Friday, July 12, 2013

Snatch it back and holds it, baby, one more time, Torn Slatterns and Nugget Ranchers

San Francisco Giant reliever, Chad Gaudin, was arrested and charged with open and gross lewdness when he was drunk and fondled a woman at a hospital; who does this guy think he is? A New England Patriot? 

New England Patriot safety, Alfonzo Dennard, was arrested for drunk driving; man, between him and Aaron Henandez, these guys know how to put the riot in Patriot.

It has been weeks and that little NSA snitch, Edward Snowden, is still cowering in the Moscow airport; it is so bad, at this rate, Snowdon could suffer a serious Cinnabon overdose.

In Pittsburgh, a man got arrested at a Taylor Swift concert for holding up a sign that said “Taylor Swift is with Satan.” The man was not charged and was released with a warning: “Don’t do that again, Justin Bieber.”

An Oklahoma woman was sentenced to 25-years in prison for hiding a loaded gun in her vagina with the handle sticking out; police examined her and she appeared to be going off half-cocked.

Since you asked:

It is amazing how teams have personalities. And they seem to always mimic that iconic player who personified that team.
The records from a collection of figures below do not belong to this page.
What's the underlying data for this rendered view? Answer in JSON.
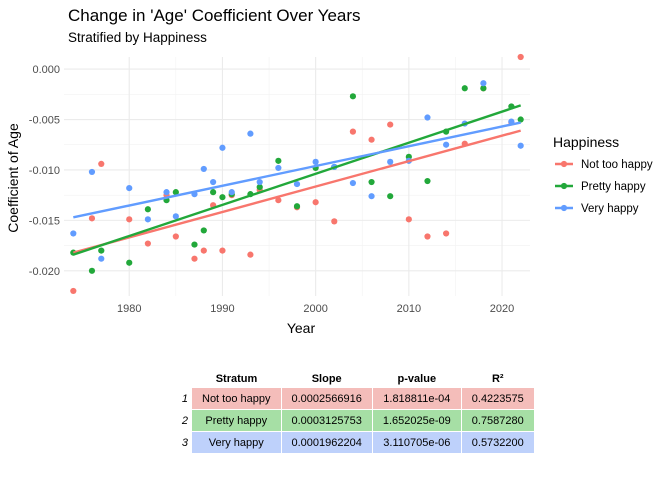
{
  "header": {
    "title": "Change in 'Age' Coefficient Over Years",
    "subtitle": "Stratified by Happiness"
  },
  "chart_data": {
    "type": "scatter",
    "title": "Change in 'Age' Coefficient Over Years",
    "subtitle": "Stratified by Happiness",
    "xlabel": "Year",
    "ylabel": "Coefficient of Age",
    "xlim": [
      1973,
      2023
    ],
    "ylim": [
      -0.0225,
      0.0012
    ],
    "x_ticks": [
      1980,
      1990,
      2000,
      2010,
      2020
    ],
    "y_ticks": [
      0.0,
      -0.005,
      -0.01,
      -0.015,
      -0.02
    ],
    "y_tick_labels": [
      "0.000",
      "-0.005",
      "-0.010",
      "-0.015",
      "-0.020"
    ],
    "grid": true,
    "legend": {
      "title": "Happiness",
      "position": "right"
    },
    "trend_lines": "linear fit per series",
    "series": [
      {
        "name": "Not too happy",
        "color": "#F8766D",
        "points": [
          [
            1974,
            -0.022
          ],
          [
            1976,
            -0.0148
          ],
          [
            1977,
            -0.0094
          ],
          [
            1980,
            -0.0149
          ],
          [
            1982,
            -0.0173
          ],
          [
            1984,
            -0.0125
          ],
          [
            1985,
            -0.0166
          ],
          [
            1987,
            -0.0188
          ],
          [
            1988,
            -0.018
          ],
          [
            1989,
            -0.0135
          ],
          [
            1990,
            -0.018
          ],
          [
            1991,
            -0.0125
          ],
          [
            1993,
            -0.0184
          ],
          [
            1994,
            -0.012
          ],
          [
            1996,
            -0.013
          ],
          [
            1998,
            -0.0137
          ],
          [
            2000,
            -0.0132
          ],
          [
            2002,
            -0.0151
          ],
          [
            2004,
            -0.0062
          ],
          [
            2006,
            -0.007
          ],
          [
            2008,
            -0.0055
          ],
          [
            2010,
            -0.0149
          ],
          [
            2012,
            -0.0166
          ],
          [
            2014,
            -0.0163
          ],
          [
            2016,
            -0.0074
          ],
          [
            2018,
            -0.0019
          ],
          [
            2021,
            -0.0053
          ],
          [
            2022,
            0.0012
          ]
        ],
        "trend": [
          [
            1974,
            -0.0182
          ],
          [
            2022,
            -0.0061
          ]
        ]
      },
      {
        "name": "Pretty happy",
        "color": "#22A83A",
        "points": [
          [
            1974,
            -0.0182
          ],
          [
            1976,
            -0.02
          ],
          [
            1977,
            -0.018
          ],
          [
            1980,
            -0.0192
          ],
          [
            1982,
            -0.0139
          ],
          [
            1984,
            -0.013
          ],
          [
            1985,
            -0.0122
          ],
          [
            1987,
            -0.0174
          ],
          [
            1988,
            -0.016
          ],
          [
            1989,
            -0.0122
          ],
          [
            1990,
            -0.0127
          ],
          [
            1991,
            -0.0124
          ],
          [
            1993,
            -0.0124
          ],
          [
            1994,
            -0.0117
          ],
          [
            1996,
            -0.0091
          ],
          [
            1998,
            -0.0136
          ],
          [
            2000,
            -0.0098
          ],
          [
            2002,
            -0.0097
          ],
          [
            2004,
            -0.0027
          ],
          [
            2006,
            -0.0112
          ],
          [
            2008,
            -0.0126
          ],
          [
            2010,
            -0.0087
          ],
          [
            2012,
            -0.0111
          ],
          [
            2014,
            -0.0062
          ],
          [
            2016,
            -0.0019
          ],
          [
            2018,
            -0.0019
          ],
          [
            2021,
            -0.0037
          ],
          [
            2022,
            -0.005
          ]
        ],
        "trend": [
          [
            1974,
            -0.0184
          ],
          [
            2022,
            -0.0036
          ]
        ]
      },
      {
        "name": "Very happy",
        "color": "#619CFF",
        "points": [
          [
            1974,
            -0.0163
          ],
          [
            1976,
            -0.0102
          ],
          [
            1977,
            -0.0188
          ],
          [
            1980,
            -0.0118
          ],
          [
            1982,
            -0.0149
          ],
          [
            1984,
            -0.0122
          ],
          [
            1985,
            -0.0146
          ],
          [
            1987,
            -0.0124
          ],
          [
            1988,
            -0.0099
          ],
          [
            1989,
            -0.0112
          ],
          [
            1990,
            -0.0078
          ],
          [
            1991,
            -0.0122
          ],
          [
            1993,
            -0.0064
          ],
          [
            1994,
            -0.0112
          ],
          [
            1996,
            -0.0098
          ],
          [
            1998,
            -0.0114
          ],
          [
            2000,
            -0.0092
          ],
          [
            2002,
            -0.0097
          ],
          [
            2004,
            -0.0113
          ],
          [
            2006,
            -0.0126
          ],
          [
            2008,
            -0.0092
          ],
          [
            2010,
            -0.0091
          ],
          [
            2012,
            -0.0048
          ],
          [
            2014,
            -0.0075
          ],
          [
            2016,
            -0.0054
          ],
          [
            2018,
            -0.0014
          ],
          [
            2021,
            -0.0052
          ],
          [
            2022,
            -0.0076
          ]
        ],
        "trend": [
          [
            1974,
            -0.0147
          ],
          [
            2022,
            -0.0053
          ]
        ]
      }
    ]
  },
  "table": {
    "columns": [
      "Stratum",
      "Slope",
      "p-value",
      "R²"
    ],
    "rows": [
      {
        "index": "1",
        "stratum": "Not too happy",
        "slope": "0.0002566916",
        "p_value": "1.818811e-04",
        "r2": "0.4223575",
        "color": "#F4BDBA"
      },
      {
        "index": "2",
        "stratum": "Pretty happy",
        "slope": "0.0003125753",
        "p_value": "1.652025e-09",
        "r2": "0.7587280",
        "color": "#A6DFA5"
      },
      {
        "index": "3",
        "stratum": "Very happy",
        "slope": "0.0001962204",
        "p_value": "3.110705e-06",
        "r2": "0.5732200",
        "color": "#BED1FB"
      }
    ]
  }
}
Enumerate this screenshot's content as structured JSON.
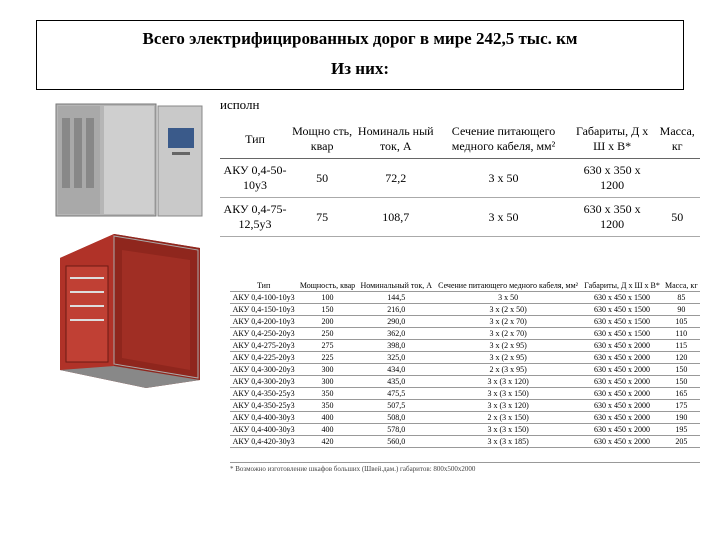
{
  "header": {
    "line1": "Всего электрифицированных дорог в мире 242,5 тыс. км",
    "line2": "Из них:"
  },
  "partial_word": "исполн",
  "cabinet_gray": {
    "body": "#b8b8b8",
    "panel": "#c7c7c7",
    "dark": "#6e6e6e",
    "screen": "#3a5a8a"
  },
  "cabinet_red": {
    "body": "#b03228",
    "frame": "#a8a8a8",
    "dark": "#555"
  },
  "table1": {
    "columns": [
      "Тип",
      "Мощно\nсть,\nквар",
      "Номиналь\nный ток,\nА",
      "Сечение\nпитающего\nмедного кабеля,\nмм²",
      "Габариты, Д x\nШ x В*",
      "Масса, кг"
    ],
    "rows": [
      [
        "АКУ 0,4-50-\n10у3",
        "50",
        "72,2",
        "3 x 50",
        "630 x 350 x 1200",
        ""
      ],
      [
        "АКУ 0,4-75-\n12,5у3",
        "75",
        "108,7",
        "3 x 50",
        "630 x 350 x 1200",
        "50"
      ]
    ]
  },
  "table2": {
    "columns": [
      "Тип",
      "Мощность,\nквар",
      "Номинальный\nток, А",
      "Сечение питающего\nмедного кабеля, мм²",
      "Габариты, Д x Ш x В*",
      "Масса, кг"
    ],
    "rows": [
      [
        "АКУ 0,4-100-10у3",
        "100",
        "144,5",
        "3 x 50",
        "630 x 450 x 1500",
        "85"
      ],
      [
        "АКУ 0,4-150-10у3",
        "150",
        "216,0",
        "3 x (2 x 50)",
        "630 x 450 x 1500",
        "90"
      ],
      [
        "АКУ 0,4-200-10у3",
        "200",
        "290,0",
        "3 x (2 x 70)",
        "630 x 450 x 1500",
        "105"
      ],
      [
        "АКУ 0,4-250-20у3",
        "250",
        "362,0",
        "3 x (2 x 70)",
        "630 x 450 x 1500",
        "110"
      ],
      [
        "АКУ 0,4-275-20у3",
        "275",
        "398,0",
        "3 x (2 x 95)",
        "630 x 450 x 2000",
        "115"
      ],
      [
        "АКУ 0,4-225-20у3",
        "225",
        "325,0",
        "3 x (2 x 95)",
        "630 x 450 x 2000",
        "120"
      ],
      [
        "АКУ 0,4-300-20у3",
        "300",
        "434,0",
        "2 x (3 x 95)",
        "630 x 450 x 2000",
        "150"
      ],
      [
        "АКУ 0,4-300-20у3",
        "300",
        "435,0",
        "3 x (3 x 120)",
        "630 x 450 x 2000",
        "150"
      ],
      [
        "АКУ 0,4-350-25у3",
        "350",
        "475,5",
        "3 x (3 x 150)",
        "630 x 450 x 2000",
        "165"
      ],
      [
        "АКУ 0,4-350-25у3",
        "350",
        "507,5",
        "3 x (3 x 120)",
        "630 x 450 x 2000",
        "175"
      ],
      [
        "АКУ 0,4-400-30у3",
        "400",
        "508,0",
        "2 x (3 x 150)",
        "630 x 450 x 2000",
        "190"
      ],
      [
        "АКУ 0,4-400-30у3",
        "400",
        "578,0",
        "3 x (3 x 150)",
        "630 x 450 x 2000",
        "195"
      ],
      [
        "АКУ 0,4-420-30у3",
        "420",
        "560,0",
        "3 x (3 x 185)",
        "630 x 450 x 2000",
        "205"
      ]
    ]
  },
  "footnote": "* Возможно изготовление шкафов больших (Швей.дам.) габаритов: 800x500x2000"
}
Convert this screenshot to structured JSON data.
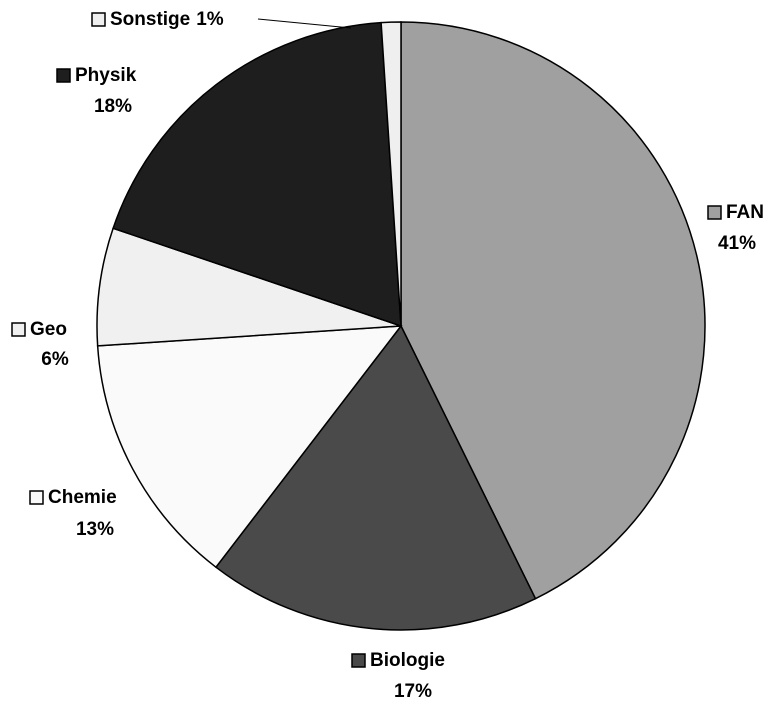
{
  "chart_data": {
    "type": "pie",
    "categories": [
      "FAN",
      "Biologie",
      "Chemie",
      "Geo",
      "Physik",
      "Sonstige"
    ],
    "values": [
      41,
      17,
      13,
      6,
      18,
      1
    ],
    "value_labels": [
      "41%",
      "17%",
      "13%",
      "6%",
      "18%",
      "1%"
    ],
    "colors": [
      "#a0a0a0",
      "#4a4a4a",
      "#fafafa",
      "#f0f0f0",
      "#1e1e1e",
      "#efefef"
    ]
  }
}
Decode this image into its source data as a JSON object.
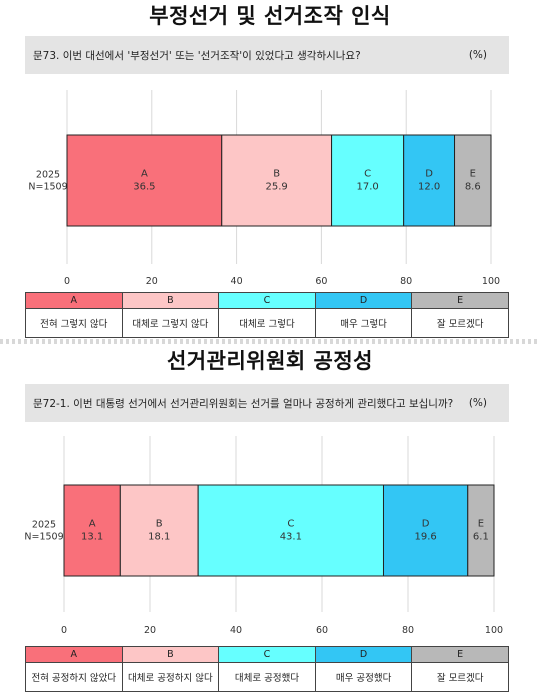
{
  "colors": {
    "A": "#f9707a",
    "B": "#fdc6c6",
    "C": "#66ffff",
    "D": "#33c6f4",
    "E": "#b8b8b8",
    "grid": "#d9d9d9",
    "qbar": "#e4e4e4"
  },
  "panels": [
    {
      "title": "부정선거 및 선거조작 인식",
      "question": "문73. 이번 대선에서 '부정선거' 또는 '선거조작'이 있었다고 생각하시나요?",
      "unit": "(%)",
      "legend": [
        {
          "key": "A",
          "desc": "전혀 그렇지 않다"
        },
        {
          "key": "B",
          "desc": "대체로 그렇지 않다"
        },
        {
          "key": "C",
          "desc": "대체로 그렇다"
        },
        {
          "key": "D",
          "desc": "매우 그렇다"
        },
        {
          "key": "E",
          "desc": "잘 모르겠다"
        }
      ]
    },
    {
      "title": "선거관리위원회 공정성",
      "question": "문72-1. 이번 대통령 선거에서 선거관리위원회는 선거를 얼마나 공정하게 관리했다고 보십니까?",
      "unit": "(%)",
      "legend": [
        {
          "key": "A",
          "desc": "전혀 공정하지 않았다"
        },
        {
          "key": "B",
          "desc": "대체로 공정하지 않다"
        },
        {
          "key": "C",
          "desc": "대체로 공정했다"
        },
        {
          "key": "D",
          "desc": "매우 공정했다"
        },
        {
          "key": "E",
          "desc": "잘 모르겠다"
        }
      ]
    }
  ],
  "chart_data": [
    {
      "type": "bar",
      "orientation": "horizontal",
      "stacked": true,
      "title": "부정선거 및 선거조작 인식",
      "categories": [
        "2025 N=1509"
      ],
      "category_lines": [
        "2025",
        "N=1509"
      ],
      "series": [
        {
          "name": "A",
          "values": [
            36.5
          ]
        },
        {
          "name": "B",
          "values": [
            25.9
          ]
        },
        {
          "name": "C",
          "values": [
            17.0
          ]
        },
        {
          "name": "D",
          "values": [
            12.0
          ]
        },
        {
          "name": "E",
          "values": [
            8.6
          ]
        }
      ],
      "xlim": [
        0,
        100
      ],
      "xticks": [
        "0",
        "20",
        "40",
        "60",
        "80",
        "100"
      ],
      "grid": true
    },
    {
      "type": "bar",
      "orientation": "horizontal",
      "stacked": true,
      "title": "선거관리위원회 공정성",
      "categories": [
        "2025 N=1509"
      ],
      "category_lines": [
        "2025",
        "N=1509"
      ],
      "series": [
        {
          "name": "A",
          "values": [
            13.1
          ]
        },
        {
          "name": "B",
          "values": [
            18.1
          ]
        },
        {
          "name": "C",
          "values": [
            43.1
          ]
        },
        {
          "name": "D",
          "values": [
            19.6
          ]
        },
        {
          "name": "E",
          "values": [
            6.1
          ]
        }
      ],
      "xlim": [
        0,
        100
      ],
      "xticks": [
        "0",
        "20",
        "40",
        "60",
        "80",
        "100"
      ],
      "grid": true
    }
  ]
}
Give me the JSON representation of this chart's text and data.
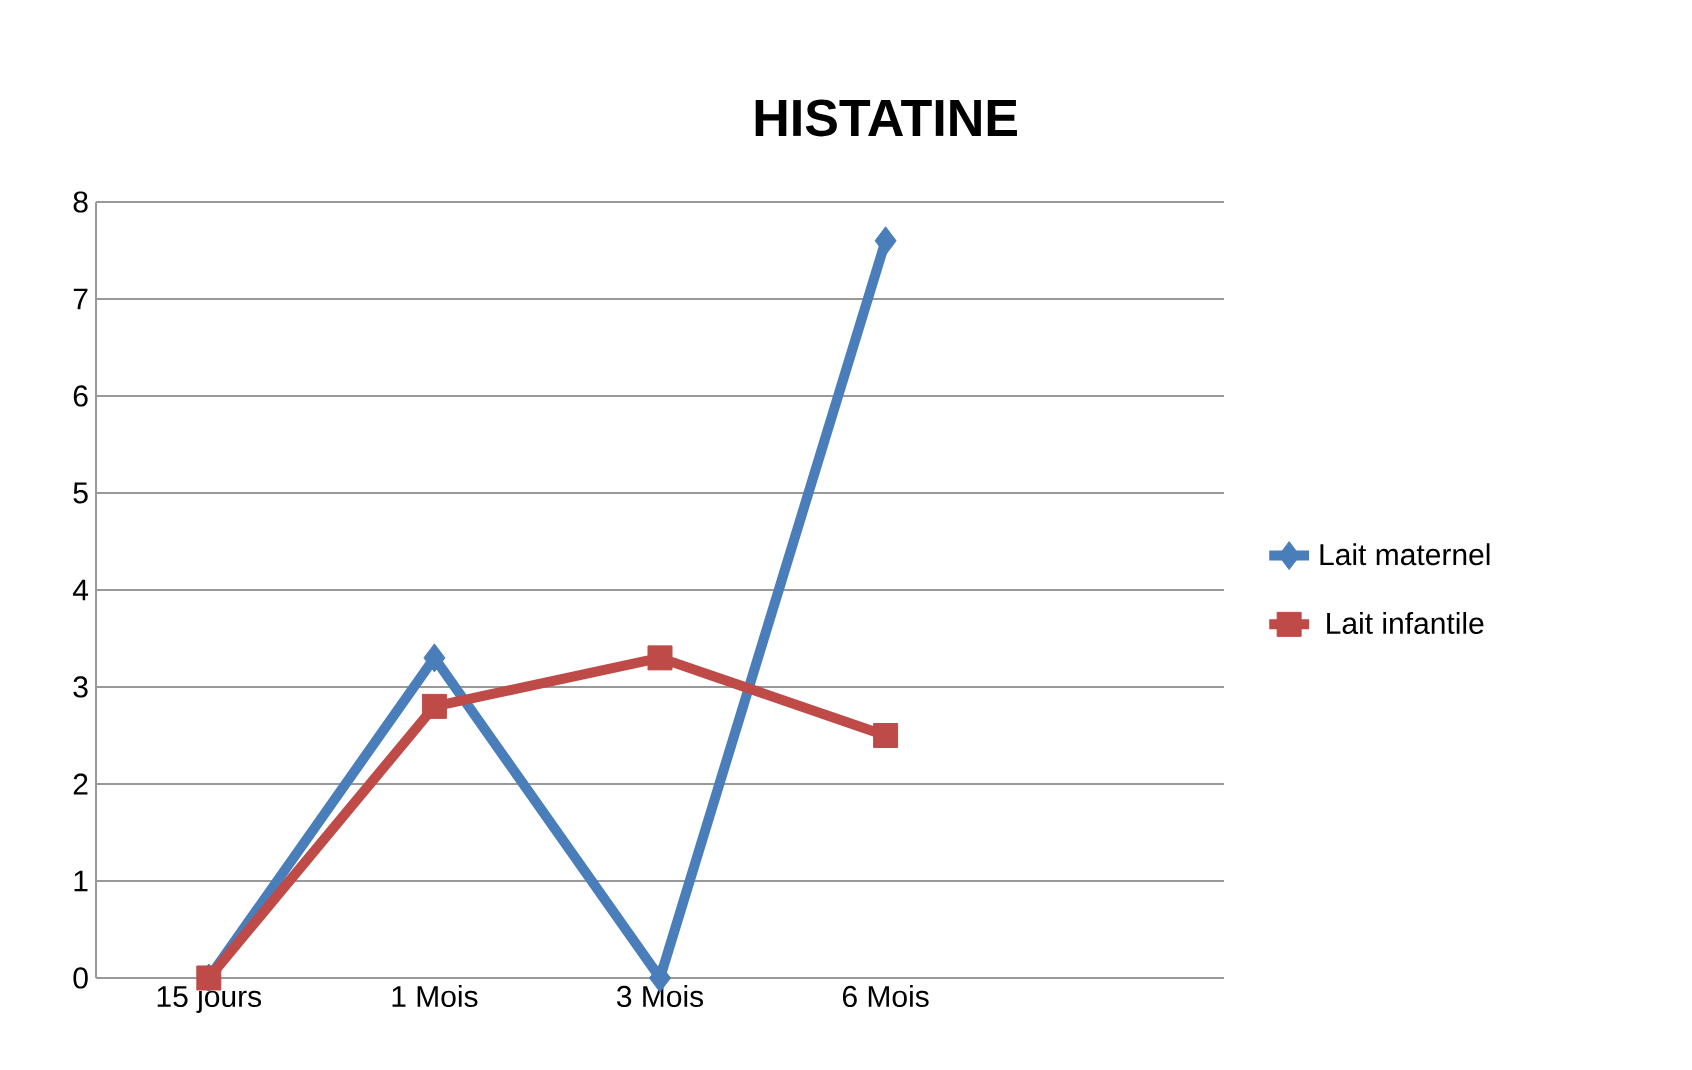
{
  "chart_data": {
    "type": "line",
    "title": "HISTATINE",
    "categories": [
      "15 jours",
      "1 Mois",
      "3 Mois",
      "6 Mois",
      null
    ],
    "series": [
      {
        "name": "Lait maternel",
        "color": "#4a7ebb",
        "marker": "diamond",
        "values": [
          0,
          3.3,
          0,
          7.6,
          null
        ]
      },
      {
        "name": "Lait infantile",
        "color": "#be4b48",
        "marker": "square",
        "values": [
          0,
          2.8,
          3.3,
          2.5,
          null
        ]
      }
    ],
    "ylim": [
      0,
      8
    ],
    "yticks": [
      0,
      1,
      2,
      3,
      4,
      5,
      6,
      7,
      8
    ],
    "grid": "y",
    "legend": "right"
  }
}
The New York Yankees are a perfect melding of the slick style of Joe DiMaggio and the burly crassness of a hard-drinking lady’s man in both Babe Ruth and Mickey Mantle.

The Chicago Bears will always be a combination of Mike Ditka and Dick Butkus. That’s what made Brian Urlacher such a classic and great Bear. Broad shoulders, crew cut, thick Chicago accent, Midwestern hard-working values and the love of hitting someone. Hard.

The Chicago Cubs? A perfect combination of the smooth, laid-back friendly charm of Ernie Banks combined with the hard-working Ron Santo, complete with Ronnie’s thick Chicago accent.

The San Diego Chargers will always be that dashing bearded-gunslinger and body surfer, Dan Fouts.

Some teams’ personality is not having a personality. The Marlins, Miami Heat, Houston Texans, White Sox, Diamondbacks and Los Angeles Angels of Anaheim with a little West Covina and Azusa thrown in come to mind.

For both good and bad, the Ravens will always be Ray Lewis.

Oakland Raiders will always be Kenny Stabler. Dallas Cowboys? Don Meredith. (Sorry Staubach)

US Olympic Track team? Steve Prefontaine, Lee Evans and Bob Seagren. Green Bay Packers? Exact combination of Alabama clean-cut boy, Bart Starr, and handsome and wildly charming Paul Hornung. Their Southern charm fit in perfectly in Wisconsin. 

The San Francisco Forty Niners combine the personality of their city, along with the awesome smell of boiling shrimp and crabs, sourdough bread and burning cable car brakes, and the awesome spookiness of Alcatraz along with the cool-guy- mentality of both Joe “Cool” Montana and the golfer, John Brodie and the graceful Jerry Rice.

San Francisco Giants will always be Willy Mays before he turned into such a bitter old man.   

Another team that has the personality of its city? The Milwaukee Brewers.

One team specifically had a personality and has since lost it. The New York Jets were all about Joe Willy Namath, but now, with Rex and Sanchez, they are silly green and white clowns.

New York Giants are an exact combination of Frank Gifford and Lawrence Taylor.

Los Angeles Dodgers will always smack of Don Drysdale and Sandy Kofax with that awesome red number. The Lakers are Magic and Jerry West, in that order. San Diego Padres? Tony Gwynn. Which is not a whole lot of personality.